Yaz yaklaştıkça insanların seyahat etme ihtiyaçlarının artacağına vurgu yaptık. Aşı sertifikası uygulamaya girdikten sonra AB üyesi ülkelerin aşı olmuş kişilere yönelik ek test ve karantina gibi seyahat kısıtlamalarından kaçınacaklarını anlattık.

Ve sorduk: Biz aşı sertifikası hazırlığında ne durumdayız? Hazırlıklar var mı? Ve çağrı yaptık: Derhal uluslararası normlara uygun aşı sertifikası hazırlayın.

İçinde olduğumuz günlerde anladık ki Sağlık Bakanlığı, yurtdışında okuyan öğrencilerimize, tedaviye gitmek zorunda olan hastalarımıza, seyahat etmek isteyen insanlarımıza aşı oldukları halde uluslararası geçerliliği olan bir aşı sertifikası veremiyor.
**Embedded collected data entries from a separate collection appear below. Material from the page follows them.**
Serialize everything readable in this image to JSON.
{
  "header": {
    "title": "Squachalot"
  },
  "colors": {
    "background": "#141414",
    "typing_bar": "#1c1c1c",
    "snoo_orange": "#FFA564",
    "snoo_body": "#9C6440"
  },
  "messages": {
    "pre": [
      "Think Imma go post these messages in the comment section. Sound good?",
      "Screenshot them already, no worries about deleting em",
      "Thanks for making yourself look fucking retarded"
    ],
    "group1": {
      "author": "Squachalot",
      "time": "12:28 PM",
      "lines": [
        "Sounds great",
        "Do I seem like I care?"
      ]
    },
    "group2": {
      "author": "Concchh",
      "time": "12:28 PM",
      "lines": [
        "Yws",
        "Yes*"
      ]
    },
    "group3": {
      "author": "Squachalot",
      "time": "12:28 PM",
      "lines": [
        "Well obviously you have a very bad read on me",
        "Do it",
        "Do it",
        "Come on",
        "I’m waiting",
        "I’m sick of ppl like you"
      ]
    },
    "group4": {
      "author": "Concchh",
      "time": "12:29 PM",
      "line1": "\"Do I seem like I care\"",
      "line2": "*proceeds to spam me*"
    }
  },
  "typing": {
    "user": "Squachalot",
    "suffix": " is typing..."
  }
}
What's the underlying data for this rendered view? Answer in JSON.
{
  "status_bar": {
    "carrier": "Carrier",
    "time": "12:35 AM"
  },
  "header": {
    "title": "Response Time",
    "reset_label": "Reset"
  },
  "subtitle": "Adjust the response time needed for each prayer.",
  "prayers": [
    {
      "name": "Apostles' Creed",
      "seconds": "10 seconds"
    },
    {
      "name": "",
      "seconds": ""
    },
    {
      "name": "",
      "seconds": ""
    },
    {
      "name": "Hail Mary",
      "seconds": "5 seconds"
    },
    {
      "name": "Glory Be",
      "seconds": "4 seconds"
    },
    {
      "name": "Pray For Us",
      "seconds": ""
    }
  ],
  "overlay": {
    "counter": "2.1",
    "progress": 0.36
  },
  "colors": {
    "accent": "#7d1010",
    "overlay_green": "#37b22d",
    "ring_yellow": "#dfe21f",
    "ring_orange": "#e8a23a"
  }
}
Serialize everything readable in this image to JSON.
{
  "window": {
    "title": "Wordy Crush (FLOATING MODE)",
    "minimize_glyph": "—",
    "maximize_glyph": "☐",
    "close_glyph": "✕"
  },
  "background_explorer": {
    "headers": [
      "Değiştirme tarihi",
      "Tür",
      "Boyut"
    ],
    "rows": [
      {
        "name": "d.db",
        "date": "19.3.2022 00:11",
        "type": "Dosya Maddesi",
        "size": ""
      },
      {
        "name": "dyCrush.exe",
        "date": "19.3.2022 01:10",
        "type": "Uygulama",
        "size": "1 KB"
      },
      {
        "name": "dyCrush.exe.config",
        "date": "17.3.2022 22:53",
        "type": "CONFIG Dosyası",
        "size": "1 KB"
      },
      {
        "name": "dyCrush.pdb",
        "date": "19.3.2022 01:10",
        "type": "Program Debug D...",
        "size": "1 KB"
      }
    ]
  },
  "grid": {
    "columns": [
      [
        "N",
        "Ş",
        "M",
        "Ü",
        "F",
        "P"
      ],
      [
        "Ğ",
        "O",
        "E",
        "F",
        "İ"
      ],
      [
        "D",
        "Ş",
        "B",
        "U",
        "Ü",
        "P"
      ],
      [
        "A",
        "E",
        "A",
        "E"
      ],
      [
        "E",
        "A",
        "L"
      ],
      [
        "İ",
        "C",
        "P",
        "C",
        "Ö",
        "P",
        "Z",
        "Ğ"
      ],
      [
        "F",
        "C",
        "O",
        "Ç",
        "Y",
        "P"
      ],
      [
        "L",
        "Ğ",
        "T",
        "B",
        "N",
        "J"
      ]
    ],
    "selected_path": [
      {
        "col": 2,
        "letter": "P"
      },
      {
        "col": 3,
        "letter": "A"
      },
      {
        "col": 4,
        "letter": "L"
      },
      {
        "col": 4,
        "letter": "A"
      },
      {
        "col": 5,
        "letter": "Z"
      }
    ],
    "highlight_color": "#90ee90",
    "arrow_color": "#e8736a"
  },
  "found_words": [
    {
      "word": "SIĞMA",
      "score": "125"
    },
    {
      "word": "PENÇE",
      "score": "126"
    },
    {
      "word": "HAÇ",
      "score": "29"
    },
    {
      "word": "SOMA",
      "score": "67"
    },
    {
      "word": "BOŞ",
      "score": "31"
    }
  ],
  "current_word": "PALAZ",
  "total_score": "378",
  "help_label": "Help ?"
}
İnsanlarımız aşılı oldukları halde uluslararası geçerliliği olan bir sertifikaya sahip olamadıkları için aşısız muamelesi görüyorlar.

Ya gittikleri ülkede karantina ve testler için günlerini heba edecekler ve yüklü bir miktarda ödeme yapmayı göze alacaklar veya uluslararası geçerliliği olan sertifikası veren Güney Kıbrıs’ta yeniden aşı olmaya/aşılarının yapıldığını anlatmaya çalışacaklar. Tam bir karmaşa.

Peki bu önlenebilir miydi?

Elbette önlenebilirdi. Daha aşılamanın yeni başladığı günlerde aşı bilgilerini dijital ortama aktarın diye uyarılar yaptık. Aşıların tutanın elinde kaldığı günler gördü bu ülke.

Ardından Cumhurbaşkanlığını İki Toplumlu Sağlık Teknik Komitesi’nde aşıların paylaşıldığı gibi aşı bilgilerinin de paylaşımı konusundaki sorunları çözmeye çağırdık.

Avrupa Birliği ile bu konuları görüşün dedik. Lakin bir çok insanın kabusu olan bu durumu ne Cumhurbaşkanlığı ne de Hükumet “sorun” olarak görmedi, çözmek için siyasi irade göstermedi.

Evlatlarını, hastalarını, insanlarını kendi başlarının çaresine bakmaya zorlayan, aşı olan insanlarına aşısız muamelesi yapılmasına göz yuman bir idare ve siyasi zihniyetle karşı karşıyayız.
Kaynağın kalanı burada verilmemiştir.